Tragedi Yunani dalam karya Ricur, secara umum, dan dalam dirinya sendiri sebagai karya lain, khususnya, memainkan peran penting dalam komitmen terhadap konstitusi hermeneutika. Dalam pengertian ini, hubungan antara struktur naratif tragedi dan identitas pribadi serta peran yang dimainkan oleh metaforisasi emosi tragis dalam pembelajaran etis menempatkan tragedi di tempat yang istimewa: tragedi memungkinkannya untuk menampilkan kapasitas heuristiknya untuk berpikir. tentang masalah yang terus-menerus dalam karya Ricur seperti masalah konstitusi subjektivitas.

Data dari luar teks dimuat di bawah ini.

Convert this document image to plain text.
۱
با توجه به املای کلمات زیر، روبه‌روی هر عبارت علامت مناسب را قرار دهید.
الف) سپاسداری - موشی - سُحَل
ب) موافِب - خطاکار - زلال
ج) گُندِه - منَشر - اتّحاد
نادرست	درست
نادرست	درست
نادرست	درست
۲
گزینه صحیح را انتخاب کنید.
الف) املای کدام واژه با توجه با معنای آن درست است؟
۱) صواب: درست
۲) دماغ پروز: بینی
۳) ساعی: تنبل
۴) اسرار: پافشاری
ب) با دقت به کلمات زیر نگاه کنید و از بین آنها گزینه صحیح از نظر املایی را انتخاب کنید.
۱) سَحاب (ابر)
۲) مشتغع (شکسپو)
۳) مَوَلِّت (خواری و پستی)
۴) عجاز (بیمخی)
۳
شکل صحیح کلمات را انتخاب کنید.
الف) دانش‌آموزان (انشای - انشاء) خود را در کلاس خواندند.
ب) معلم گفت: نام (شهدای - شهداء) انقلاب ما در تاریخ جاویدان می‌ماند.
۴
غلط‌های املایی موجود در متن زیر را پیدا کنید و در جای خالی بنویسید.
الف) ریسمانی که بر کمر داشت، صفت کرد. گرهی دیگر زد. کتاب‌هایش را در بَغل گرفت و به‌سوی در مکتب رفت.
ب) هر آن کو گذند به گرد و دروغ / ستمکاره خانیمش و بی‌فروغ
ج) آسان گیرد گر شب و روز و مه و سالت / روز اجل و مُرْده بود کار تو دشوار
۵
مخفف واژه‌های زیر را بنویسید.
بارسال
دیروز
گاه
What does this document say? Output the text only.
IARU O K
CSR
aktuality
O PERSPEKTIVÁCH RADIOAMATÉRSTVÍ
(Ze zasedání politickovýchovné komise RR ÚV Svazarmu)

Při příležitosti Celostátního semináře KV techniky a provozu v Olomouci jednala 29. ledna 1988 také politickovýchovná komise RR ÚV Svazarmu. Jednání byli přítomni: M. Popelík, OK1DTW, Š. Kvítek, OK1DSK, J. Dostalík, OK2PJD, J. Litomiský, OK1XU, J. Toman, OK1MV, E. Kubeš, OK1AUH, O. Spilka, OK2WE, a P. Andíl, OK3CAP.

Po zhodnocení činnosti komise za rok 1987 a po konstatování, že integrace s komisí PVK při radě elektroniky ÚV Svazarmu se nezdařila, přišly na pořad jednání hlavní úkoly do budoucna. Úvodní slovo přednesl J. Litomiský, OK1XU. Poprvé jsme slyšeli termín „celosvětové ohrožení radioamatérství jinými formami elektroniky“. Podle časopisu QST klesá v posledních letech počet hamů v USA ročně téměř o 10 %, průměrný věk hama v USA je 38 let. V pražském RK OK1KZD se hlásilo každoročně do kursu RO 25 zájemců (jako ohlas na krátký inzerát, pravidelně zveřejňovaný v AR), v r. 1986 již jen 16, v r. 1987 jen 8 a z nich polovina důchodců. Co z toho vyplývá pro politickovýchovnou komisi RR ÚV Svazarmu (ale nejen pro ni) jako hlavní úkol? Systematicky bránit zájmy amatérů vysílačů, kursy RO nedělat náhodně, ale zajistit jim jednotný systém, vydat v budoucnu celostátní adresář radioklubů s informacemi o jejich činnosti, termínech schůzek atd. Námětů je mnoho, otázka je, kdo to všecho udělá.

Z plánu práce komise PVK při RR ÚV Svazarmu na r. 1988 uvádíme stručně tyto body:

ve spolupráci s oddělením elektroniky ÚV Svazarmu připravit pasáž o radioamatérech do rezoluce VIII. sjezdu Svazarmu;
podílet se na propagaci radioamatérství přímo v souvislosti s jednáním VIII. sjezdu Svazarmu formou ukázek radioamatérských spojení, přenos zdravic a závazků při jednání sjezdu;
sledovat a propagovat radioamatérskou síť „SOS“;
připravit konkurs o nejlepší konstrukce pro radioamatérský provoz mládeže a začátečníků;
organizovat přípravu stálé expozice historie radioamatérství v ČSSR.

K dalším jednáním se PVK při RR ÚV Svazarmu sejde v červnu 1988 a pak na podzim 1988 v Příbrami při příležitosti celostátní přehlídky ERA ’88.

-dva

 Namun, menurut pendapat saya, proses metaforisasi emosi dan cara khusus di mana tragedi, konflik, dan emosi saling terkait merupakan hal yang penting untuk mendefinisikan kembali posisi usulan Ricoeurian dalam skenario kontemporer. Meskipun benar adanya keistimewaan teks, sebagai model tindakan yang benar  dimulai dari rumusan awal hingga tulisan terbarunya, emosi muncul sebagai tema yang berulang. Dalam kerangka liku-liku filsafat kontemporer yang tiada henti, komitmen Ricur tidak menawarkan solusi ekumenis terhadap dualisme. Ia mengeksplorasi dan mengeksploitasinya sedemikian rupa sehingga memungkinkan kita memusatkan perhatian pada apa yang bersifat konflik untuk bergerak melalui cakrawala aporetik dan memperbarui komitmen untuk terus berpikir.
Citasi:
- John B. Thompson: Critical hermeneutics: a study in the thought of Paul Ricoeur and Jurgen Habermas (Cambridge: Cambridge University Press, 1981)
- Ricoeur, Paul. "Explanation and Understanding" in From Text to Action, trans. Kathleen Blamey and John Thompson (Evanston, Ill: Northwestern University Press, 1991).
- __. "Humans as the Subject Matter of Philosophy" in The Narrative Path, The Later Works of Paul Ricoeur, eds. T. Peter Kemp and David Rasmussen (Cambridge, Mass: MIT Press, 1988).
- __. "What is Dialectical?" in Freedom and Morality ed. John Bricke, (Lawrence: University of Kansas, 1976).
- __., Freedom and Nature: The Voluntary and the Involuntary (Evanston, Illinois: Northwestern University Press, 1966)
- __., The Rule of Metaphor, multidisciplinary studies in the creation of meaning in language (London: Routledge & Kegan Paul, 1978)
- __.,Time and Narrative, Volume 1. Translated by Kathleen McLaughlin and David Pellauer.